Depending on how broad a definition is used, one may argue that the ideas of science fiction (sf) are as old as human storytelling. Tales of travelling to the stars can for example be found among poets of the Classic era (Lucian’s True History of 2nd century origin), while visions of a better world were especially popular during the Renaissance (Thomas More’s Utopia of 1516 naming that related genre). Most histories of science fiction will start their account with the Enlightenment though. Sometime in the 19th century, the supernatural gave way to technological progress and human reason as main motivator for change in the human condition. James Gunn calls sf the “literature of change” and the “literature of the human species” (vii)  because sf does not concern itself with continuity and stability (with the past), but rather with progress and ever-new situations that human beings find themselves in (thus, with the present and the future). Technological inventions have had significant impact on our thinking and our lives and it is thanks to science fiction that we have a cultural signifier for these changes. When Mary Shelley first heard of Luigi Galvani and his dead but yet seemingly alive frogs she felt compelled to extrapolate his experiments. She thus wrote what is today one of the most profound visions of science gone wrong and probably the first instance of a distinguishable sf: Frankenstein. When H.G. Wells thought about the state of the British Empire and the many colonial conflicts it was in, he could not but imagine the “what if” we were the colonized and ended up writing War of Worlds.

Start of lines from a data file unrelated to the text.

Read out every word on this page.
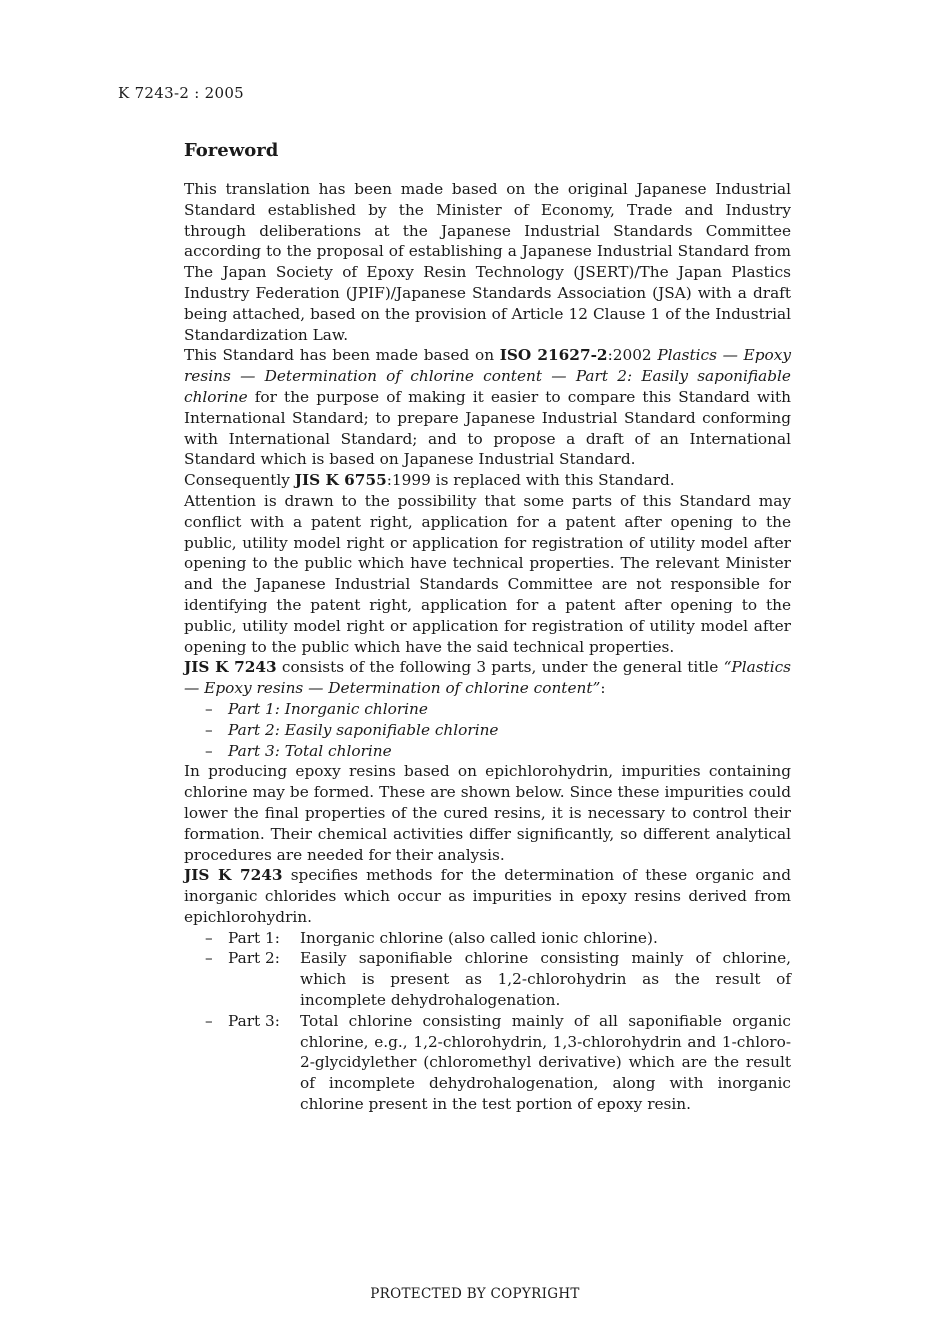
K 7243-2 : 2005
Foreword

This translation has been made based on the original Japanese Industrial Standard established by the Minister of Economy, Trade and Industry through deliberations at the Japanese Industrial Standards Committee according to the proposal of establishing a Japanese Industrial Standard from The Japan Society of Epoxy Resin Technology (JSERT)/The Japan Plastics Industry Federation (JPIF)/Japanese Standards Association (JSA) with a draft being attached, based on the provision of Article 12 Clause 1 of the Industrial Standardization Law.

This Standard has been made based on ISO 21627-2:2002 Plastics — Epoxy resins — Determination of chlorine content — Part 2: Easily saponifiable chlorine for the purpose of making it easier to compare this Standard with International Standard; to prepare Japanese Industrial Standard conforming with International Standard; and to propose a draft of an International Standard which is based on Japanese Industrial Standard.

Consequently JIS K 6755:1999 is replaced with this Standard.

Attention is drawn to the possibility that some parts of this Standard may conflict with a patent right, application for a patent after opening to the public, utility model right or application for registration of utility model after opening to the public which have technical properties. The relevant Minister and the Japanese Industrial Standards Committee are not responsible for identifying the patent right, application for a patent after opening to the public, utility model right or application for registration of utility model after opening to the public which have the said technical properties.

JIS K 7243 consists of the following 3 parts, under the general title “Plastics — Epoxy resins — Determination of chlorine content”:

– Part 1: Inorganic chlorine
– Part 2: Easily saponifiable chlorine
– Part 3: Total chlorine

In producing epoxy resins based on epichlorohydrin, impurities containing chlorine may be formed. These are shown below. Since these impurities could lower the final properties of the cured resins, it is necessary to control their formation. Their chemical activities differ significantly, so different analytical procedures are needed for their analysis.

JIS K 7243 specifies methods for the determination of these organic and inorganic chlorides which occur as impurities in epoxy resins derived from epichlorohydrin.

–	Part 1:	Inorganic chlorine (also called ionic chlorine).
–	Part 2:	Easily saponifiable chlorine consisting mainly of chlorine, which is present as 1,2-chlorohydrin as the result of incomplete dehydrohalogenation.
–	Part 3:	Total chlorine consisting mainly of all saponifiable organic chlorine, e.g., 1,2-chlorohydrin, 1,3-chlorohydrin and 1-chloro-2-glycidylether (chloromethyl derivative) which are the result of incomplete dehydrohalogenation, along with inorganic chlorine present in the test portion of epoxy resin.
PROTECTED BY COPYRIGHT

But science fiction as we have come to know it is an American invention and came to pass in the pulp magazines of the 1920s and 30s, evolving from scientifically inspired adventure stories for young boys into a full fledged genre by the 1940s. The grand masters of that time, Isaac Asimov, Arthur C. Clark, Robert Heinlein and Frederik Pohl took their audience on voyages to galaxies far away, presented them with technological wonders like robots, laser guns and rocket ships, and met with many an alien life form walking on strange worlds. The genre soon developed further, branching out from literature to film and television. Hollywood became interested in the possibilities of sf and produced an incredible amount of b-movies with mutants from outer space, invasions from Mars, and technologically created monsters like the Incredible Shrinking Man, the 50 Foot Woman or the Human Fly.
But sf is by far more than pulp tales or b-movies with outrageous stories and low quality. Over the last century, it has also produced such intellectually challenging and highly aesthetic works of art as Fritz Lang’s silent movie Metropolis (1927), Stanley Kubrick’s avant-garde film 2001 – A Space Odyssey (1968, based on a story by Arthur C. Clark), Philip K. Dick’s alternate-history novel Man in the High Castle (1962) and William Gibson’s ground-breaking novel Neuromancer (1984). But these films and novels do not just adhere to a higher quality standard than sf is usually credited with, they have also manifested an undeniable impact on our culture. Gibson was the first to coin the term “cyberspace” and described in detail the possibilities of hacking. And the design of popular flip-phones seems oddly reminiscent of the 40 years old design of Star Trek’s famous ‘communicators’. Not to mention the frightening similarities of George Orwell’s double-speak to today’s political lingo, of Bradbury’s video-walls to flat screen TVs and Huxley’s Soma to drugs like Prozac or Ritalin. Science fiction is not just entertainment and escape to another world – in its best form it is prophetic warning of wrong turns ahead and a roadmap to a better world all at once.
 Gunn, James. “Introduction.” The Road to Science Fiction Vol. 1: From Gilgamesh to Wells. Ed. James Gunn. Lanham: Scarecrow, 2002: vii-xviii.